Sam McGrath
Le crédit unique de Sam McGrath dans CaSTV porte une sonorité irlandaise ou anglo-celtique qui fait immédiatement penser aux récits de transmission, aux terres humides, aux familles où le passé circule avec une politesse dangereuse. Il ne faut pas déduire un pays d'un nom, mais on peut reconnaître une tonalité: McGrath arrive dans le catalogue comme une signature propice aux histoires de dette, de retour, de croyance mal éteinte. L'horreur aime ces résonances.
Cette entrée demande une approche mesurée. Un seul crédit ne permet pas de définir une carrière, mais il permet de situer un geste dans la grande conversation du genre. Le folk horror a montré à quel point les noms, les lieux, les lignées et les rites pouvaient devenir des structures de peur. Même lorsqu'un film ne relève pas directement de cette catégorie, il peut partager avec elle une intuition: le présent n'est jamais seul, il arrive toujours après des pactes qu'il ignore.
Sam McGrath, dans CaSTV, se lit ainsi comme une présence de mémoire. Le cinéma d'horreur ne se contente pas de menacer les corps; il menace la continuité des récits que les personnages se racontent sur eux-mêmes. Une famille croit connaître son histoire, puis une pièce, une photo, un mort ou un voisin contredit cette version. La peur surgit quand l'identité devient un dossier incomplet.
Il serait inutile d'écrire autour de McGrath une légende que le catalogue ne fournit pas. L'intérêt est plus subtil. Les plateformes spécialisées et les bases comme TMDB, MUBI ou Letterboxd conservent des noms qui appartiennent à une mémoire fragmentaire du cinéma de genre. Cette mémoire permet de suivre les oeuvres modestes, les courts, les films de festival, les essais qui ne cherchent pas forcément à devenir des événements médiatiques. McGrath appartient à ce réseau de traces qui comptent parce qu'elles élargissent le champ.
Dans les années 2010 et les années récentes, l'horreur a beaucoup travaillé la question de l'héritage. Héritage familial, culturel, religieux, génétique, économique.
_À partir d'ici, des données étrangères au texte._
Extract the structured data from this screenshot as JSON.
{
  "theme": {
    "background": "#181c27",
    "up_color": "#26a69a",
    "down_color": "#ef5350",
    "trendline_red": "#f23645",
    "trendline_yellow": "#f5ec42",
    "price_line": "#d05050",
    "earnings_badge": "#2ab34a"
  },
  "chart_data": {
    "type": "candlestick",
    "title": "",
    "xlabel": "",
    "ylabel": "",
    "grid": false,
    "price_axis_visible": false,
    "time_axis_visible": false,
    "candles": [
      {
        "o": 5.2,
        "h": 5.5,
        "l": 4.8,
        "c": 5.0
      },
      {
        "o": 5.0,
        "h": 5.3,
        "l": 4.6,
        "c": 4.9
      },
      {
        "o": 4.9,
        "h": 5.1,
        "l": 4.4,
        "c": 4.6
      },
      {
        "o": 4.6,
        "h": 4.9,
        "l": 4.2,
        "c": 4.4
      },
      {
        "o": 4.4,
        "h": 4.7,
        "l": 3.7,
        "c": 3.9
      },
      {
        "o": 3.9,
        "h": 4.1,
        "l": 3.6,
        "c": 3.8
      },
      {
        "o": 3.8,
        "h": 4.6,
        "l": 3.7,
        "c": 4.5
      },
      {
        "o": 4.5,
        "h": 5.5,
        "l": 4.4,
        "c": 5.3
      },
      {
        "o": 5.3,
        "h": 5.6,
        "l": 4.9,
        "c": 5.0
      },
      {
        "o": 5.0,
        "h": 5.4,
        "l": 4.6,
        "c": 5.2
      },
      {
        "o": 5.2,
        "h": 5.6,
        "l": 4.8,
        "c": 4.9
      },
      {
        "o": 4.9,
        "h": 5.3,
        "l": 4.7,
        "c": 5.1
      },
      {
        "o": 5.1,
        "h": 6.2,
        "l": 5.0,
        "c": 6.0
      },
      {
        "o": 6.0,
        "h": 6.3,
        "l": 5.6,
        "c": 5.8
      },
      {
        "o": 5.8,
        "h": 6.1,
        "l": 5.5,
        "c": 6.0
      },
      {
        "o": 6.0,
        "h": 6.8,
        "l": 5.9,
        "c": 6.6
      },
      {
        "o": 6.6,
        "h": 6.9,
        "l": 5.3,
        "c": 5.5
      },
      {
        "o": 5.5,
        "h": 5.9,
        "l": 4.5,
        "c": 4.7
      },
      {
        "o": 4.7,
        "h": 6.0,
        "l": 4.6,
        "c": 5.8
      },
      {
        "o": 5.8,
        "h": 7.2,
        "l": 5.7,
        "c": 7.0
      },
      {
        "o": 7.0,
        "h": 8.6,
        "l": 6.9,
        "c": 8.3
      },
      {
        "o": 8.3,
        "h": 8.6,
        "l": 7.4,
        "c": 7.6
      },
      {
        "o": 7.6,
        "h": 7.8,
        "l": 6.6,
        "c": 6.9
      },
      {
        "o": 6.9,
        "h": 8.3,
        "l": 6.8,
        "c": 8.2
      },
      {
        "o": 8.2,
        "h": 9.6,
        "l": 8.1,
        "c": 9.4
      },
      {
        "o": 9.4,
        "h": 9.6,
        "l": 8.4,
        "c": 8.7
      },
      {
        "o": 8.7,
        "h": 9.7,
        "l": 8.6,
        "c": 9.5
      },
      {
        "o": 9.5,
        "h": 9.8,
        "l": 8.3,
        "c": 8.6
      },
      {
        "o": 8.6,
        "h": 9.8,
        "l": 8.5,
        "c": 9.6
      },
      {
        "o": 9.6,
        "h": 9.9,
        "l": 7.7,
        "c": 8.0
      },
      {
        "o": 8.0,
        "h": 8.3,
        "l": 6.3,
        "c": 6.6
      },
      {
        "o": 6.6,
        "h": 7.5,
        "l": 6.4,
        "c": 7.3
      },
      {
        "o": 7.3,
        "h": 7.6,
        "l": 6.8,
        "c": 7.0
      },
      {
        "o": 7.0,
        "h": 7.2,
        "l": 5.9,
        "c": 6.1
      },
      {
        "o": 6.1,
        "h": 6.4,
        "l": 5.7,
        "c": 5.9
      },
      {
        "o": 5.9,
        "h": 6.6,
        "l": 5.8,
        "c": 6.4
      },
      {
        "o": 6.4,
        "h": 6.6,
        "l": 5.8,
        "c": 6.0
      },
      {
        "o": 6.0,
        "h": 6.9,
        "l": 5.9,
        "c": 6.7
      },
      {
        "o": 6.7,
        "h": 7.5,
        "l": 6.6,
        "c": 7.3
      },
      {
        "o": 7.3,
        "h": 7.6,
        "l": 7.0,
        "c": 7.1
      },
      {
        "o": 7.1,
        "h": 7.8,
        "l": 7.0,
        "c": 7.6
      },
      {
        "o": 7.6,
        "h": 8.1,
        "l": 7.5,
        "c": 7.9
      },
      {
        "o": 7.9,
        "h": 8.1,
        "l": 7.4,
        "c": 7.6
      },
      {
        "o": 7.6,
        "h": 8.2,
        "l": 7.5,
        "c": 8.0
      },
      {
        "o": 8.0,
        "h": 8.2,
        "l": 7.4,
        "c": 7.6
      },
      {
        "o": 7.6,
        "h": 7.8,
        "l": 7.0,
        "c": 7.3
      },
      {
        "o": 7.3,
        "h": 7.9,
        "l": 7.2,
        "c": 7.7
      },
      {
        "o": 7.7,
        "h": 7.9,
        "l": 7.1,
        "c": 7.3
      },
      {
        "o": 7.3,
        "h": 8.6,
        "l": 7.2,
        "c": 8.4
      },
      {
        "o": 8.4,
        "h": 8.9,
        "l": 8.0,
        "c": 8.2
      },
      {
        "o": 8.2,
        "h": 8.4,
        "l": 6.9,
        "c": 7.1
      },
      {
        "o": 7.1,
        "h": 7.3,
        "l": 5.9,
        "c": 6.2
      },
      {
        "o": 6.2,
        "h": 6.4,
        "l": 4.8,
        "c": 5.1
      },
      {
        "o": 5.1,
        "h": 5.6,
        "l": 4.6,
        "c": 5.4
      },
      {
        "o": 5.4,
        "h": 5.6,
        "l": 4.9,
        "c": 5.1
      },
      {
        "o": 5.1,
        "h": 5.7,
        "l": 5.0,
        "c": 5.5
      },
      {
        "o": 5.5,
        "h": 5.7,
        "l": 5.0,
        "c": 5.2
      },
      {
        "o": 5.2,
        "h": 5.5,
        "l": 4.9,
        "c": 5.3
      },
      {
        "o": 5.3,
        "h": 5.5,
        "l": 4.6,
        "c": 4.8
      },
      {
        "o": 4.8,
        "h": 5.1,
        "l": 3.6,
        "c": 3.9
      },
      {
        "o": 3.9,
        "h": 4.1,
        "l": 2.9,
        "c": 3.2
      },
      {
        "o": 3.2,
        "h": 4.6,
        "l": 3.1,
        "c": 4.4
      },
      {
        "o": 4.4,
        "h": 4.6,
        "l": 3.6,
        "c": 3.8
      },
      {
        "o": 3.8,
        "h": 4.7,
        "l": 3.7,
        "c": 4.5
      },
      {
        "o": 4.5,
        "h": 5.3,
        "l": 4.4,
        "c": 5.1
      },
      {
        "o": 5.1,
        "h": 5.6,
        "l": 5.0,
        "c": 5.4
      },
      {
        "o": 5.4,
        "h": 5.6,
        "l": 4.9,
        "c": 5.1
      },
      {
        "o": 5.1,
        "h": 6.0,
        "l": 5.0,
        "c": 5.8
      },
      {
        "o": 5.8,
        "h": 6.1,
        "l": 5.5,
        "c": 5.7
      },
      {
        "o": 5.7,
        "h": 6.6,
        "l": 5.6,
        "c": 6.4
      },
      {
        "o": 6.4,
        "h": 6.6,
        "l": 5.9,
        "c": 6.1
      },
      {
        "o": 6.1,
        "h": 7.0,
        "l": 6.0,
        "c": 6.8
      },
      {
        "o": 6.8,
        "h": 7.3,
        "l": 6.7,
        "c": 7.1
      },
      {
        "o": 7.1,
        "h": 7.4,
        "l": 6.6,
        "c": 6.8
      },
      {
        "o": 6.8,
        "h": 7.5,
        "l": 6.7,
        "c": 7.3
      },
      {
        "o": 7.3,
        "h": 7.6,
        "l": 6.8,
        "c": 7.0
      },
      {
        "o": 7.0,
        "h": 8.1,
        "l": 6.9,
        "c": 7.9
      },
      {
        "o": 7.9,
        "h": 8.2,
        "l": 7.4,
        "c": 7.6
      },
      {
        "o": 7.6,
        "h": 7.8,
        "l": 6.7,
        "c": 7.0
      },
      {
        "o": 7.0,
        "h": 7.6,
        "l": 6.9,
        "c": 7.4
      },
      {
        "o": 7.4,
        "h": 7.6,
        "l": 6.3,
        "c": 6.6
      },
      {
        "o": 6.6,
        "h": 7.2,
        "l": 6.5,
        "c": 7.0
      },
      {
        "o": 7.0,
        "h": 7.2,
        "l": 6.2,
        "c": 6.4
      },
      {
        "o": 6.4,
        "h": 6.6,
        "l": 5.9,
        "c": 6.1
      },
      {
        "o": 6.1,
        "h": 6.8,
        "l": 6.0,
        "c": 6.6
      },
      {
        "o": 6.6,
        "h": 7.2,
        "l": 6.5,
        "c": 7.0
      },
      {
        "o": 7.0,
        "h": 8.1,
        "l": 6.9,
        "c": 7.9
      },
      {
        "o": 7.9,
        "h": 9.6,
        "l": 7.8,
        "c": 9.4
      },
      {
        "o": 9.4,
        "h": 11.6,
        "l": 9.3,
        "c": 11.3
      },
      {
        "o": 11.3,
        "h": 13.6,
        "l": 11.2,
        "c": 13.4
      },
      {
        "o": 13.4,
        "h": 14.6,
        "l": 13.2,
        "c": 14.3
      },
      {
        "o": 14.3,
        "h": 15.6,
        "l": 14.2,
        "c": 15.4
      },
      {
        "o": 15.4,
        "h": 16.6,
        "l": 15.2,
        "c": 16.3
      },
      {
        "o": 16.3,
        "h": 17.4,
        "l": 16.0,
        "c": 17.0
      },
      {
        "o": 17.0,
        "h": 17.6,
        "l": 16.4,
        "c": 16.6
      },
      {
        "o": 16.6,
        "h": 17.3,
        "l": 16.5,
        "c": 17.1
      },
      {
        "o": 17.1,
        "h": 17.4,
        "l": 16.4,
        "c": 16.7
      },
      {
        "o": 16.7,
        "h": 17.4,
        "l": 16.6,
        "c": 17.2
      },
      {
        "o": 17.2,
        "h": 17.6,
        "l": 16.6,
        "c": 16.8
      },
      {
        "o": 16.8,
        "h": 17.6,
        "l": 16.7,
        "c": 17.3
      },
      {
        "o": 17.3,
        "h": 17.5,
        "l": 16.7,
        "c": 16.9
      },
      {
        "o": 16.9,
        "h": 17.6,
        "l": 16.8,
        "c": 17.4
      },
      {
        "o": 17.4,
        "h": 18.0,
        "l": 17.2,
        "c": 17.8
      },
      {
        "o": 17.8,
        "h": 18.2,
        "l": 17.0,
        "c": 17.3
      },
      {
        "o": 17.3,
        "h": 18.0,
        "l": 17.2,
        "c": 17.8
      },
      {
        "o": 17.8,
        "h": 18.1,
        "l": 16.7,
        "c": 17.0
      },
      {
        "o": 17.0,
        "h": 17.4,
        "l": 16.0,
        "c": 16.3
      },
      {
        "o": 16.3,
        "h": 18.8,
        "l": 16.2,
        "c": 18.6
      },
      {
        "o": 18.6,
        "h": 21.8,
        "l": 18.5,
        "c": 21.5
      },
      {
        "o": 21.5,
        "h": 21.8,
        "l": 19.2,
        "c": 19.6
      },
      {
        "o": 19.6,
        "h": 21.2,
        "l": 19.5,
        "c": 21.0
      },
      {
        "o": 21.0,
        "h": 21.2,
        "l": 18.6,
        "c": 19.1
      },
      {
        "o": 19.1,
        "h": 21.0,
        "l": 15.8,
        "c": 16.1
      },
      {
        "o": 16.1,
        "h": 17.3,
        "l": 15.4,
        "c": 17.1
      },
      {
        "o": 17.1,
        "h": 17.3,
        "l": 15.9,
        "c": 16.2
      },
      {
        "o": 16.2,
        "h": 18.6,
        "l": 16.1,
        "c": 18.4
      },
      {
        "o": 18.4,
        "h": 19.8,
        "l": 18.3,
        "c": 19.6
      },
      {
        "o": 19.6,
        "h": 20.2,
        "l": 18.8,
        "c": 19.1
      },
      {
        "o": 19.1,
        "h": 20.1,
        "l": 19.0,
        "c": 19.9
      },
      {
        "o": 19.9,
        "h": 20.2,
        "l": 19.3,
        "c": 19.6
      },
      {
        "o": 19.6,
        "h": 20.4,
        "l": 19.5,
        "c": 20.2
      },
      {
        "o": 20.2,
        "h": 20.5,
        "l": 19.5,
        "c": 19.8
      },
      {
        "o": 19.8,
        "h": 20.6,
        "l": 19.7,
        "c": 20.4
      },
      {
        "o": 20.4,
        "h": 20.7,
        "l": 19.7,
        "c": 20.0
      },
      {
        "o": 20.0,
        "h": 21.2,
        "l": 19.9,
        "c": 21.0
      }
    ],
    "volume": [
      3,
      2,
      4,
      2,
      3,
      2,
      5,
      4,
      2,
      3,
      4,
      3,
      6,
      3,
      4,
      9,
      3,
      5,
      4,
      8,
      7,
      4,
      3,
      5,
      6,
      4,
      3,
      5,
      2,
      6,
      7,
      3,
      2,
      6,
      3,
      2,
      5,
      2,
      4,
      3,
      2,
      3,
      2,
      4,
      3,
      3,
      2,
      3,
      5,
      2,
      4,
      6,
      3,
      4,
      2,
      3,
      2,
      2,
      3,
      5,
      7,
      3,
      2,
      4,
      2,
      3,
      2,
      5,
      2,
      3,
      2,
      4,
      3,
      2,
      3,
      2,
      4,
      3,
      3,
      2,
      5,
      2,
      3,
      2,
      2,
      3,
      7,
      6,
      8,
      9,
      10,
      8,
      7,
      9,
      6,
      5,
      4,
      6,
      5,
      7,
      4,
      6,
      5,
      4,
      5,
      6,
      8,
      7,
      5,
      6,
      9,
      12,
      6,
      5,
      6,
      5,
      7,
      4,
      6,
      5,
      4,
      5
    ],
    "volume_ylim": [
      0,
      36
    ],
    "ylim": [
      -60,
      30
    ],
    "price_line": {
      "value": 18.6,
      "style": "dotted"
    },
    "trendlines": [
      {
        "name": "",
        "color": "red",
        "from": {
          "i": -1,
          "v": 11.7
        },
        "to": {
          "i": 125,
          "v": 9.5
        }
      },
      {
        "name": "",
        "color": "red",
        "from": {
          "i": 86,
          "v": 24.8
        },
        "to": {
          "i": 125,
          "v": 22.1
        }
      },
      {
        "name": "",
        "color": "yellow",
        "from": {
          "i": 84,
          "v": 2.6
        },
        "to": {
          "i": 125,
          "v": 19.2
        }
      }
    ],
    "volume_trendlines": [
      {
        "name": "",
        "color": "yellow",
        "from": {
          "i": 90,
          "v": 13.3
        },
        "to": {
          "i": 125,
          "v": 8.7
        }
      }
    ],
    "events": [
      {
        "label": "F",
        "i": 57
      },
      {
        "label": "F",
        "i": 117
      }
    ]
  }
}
Les personnages ne sont plus seulement attaqués par quelque chose d'extérieur; ils découvrent que la menace faisait déjà partie d'eux. Cette évolution donne un cadre pertinent à une signature comme McGrath, non pour l'enfermer, mais pour entendre ce que son crédit peut faire résonner.
La forme courte ou isolée intensifie ce rapport à l'héritage. Quand un film dispose de peu de temps, il doit suggérer une histoire longue par des signes très précis. Une manière de prononcer un nom. Une maison dont personne ne parle normalement. Une règle familiale qui semble absurde jusqu'à ce qu'elle devienne vitale. Ces éléments appartiennent au vocabulaire profond de l'horreur, celui qui transforme le quotidien en archive hostile.
Sam McGrath trouve donc sa place dans CaSTV comme une entrée de filiation et de trouble. Son nom ne dit pas tout, mais il ouvre une porte vers un imaginaire où la peur pourrait venir d'avant nous. Le genre a besoin de ces portes. Elles rappellent que le monstre n'est pas toujours devant. Il est parfois derrière, dans la phrase qu'on répète sans savoir qui l'a inventée, dans le nom que l'on porte, dans la mémoire qui refuse de rester enterrée.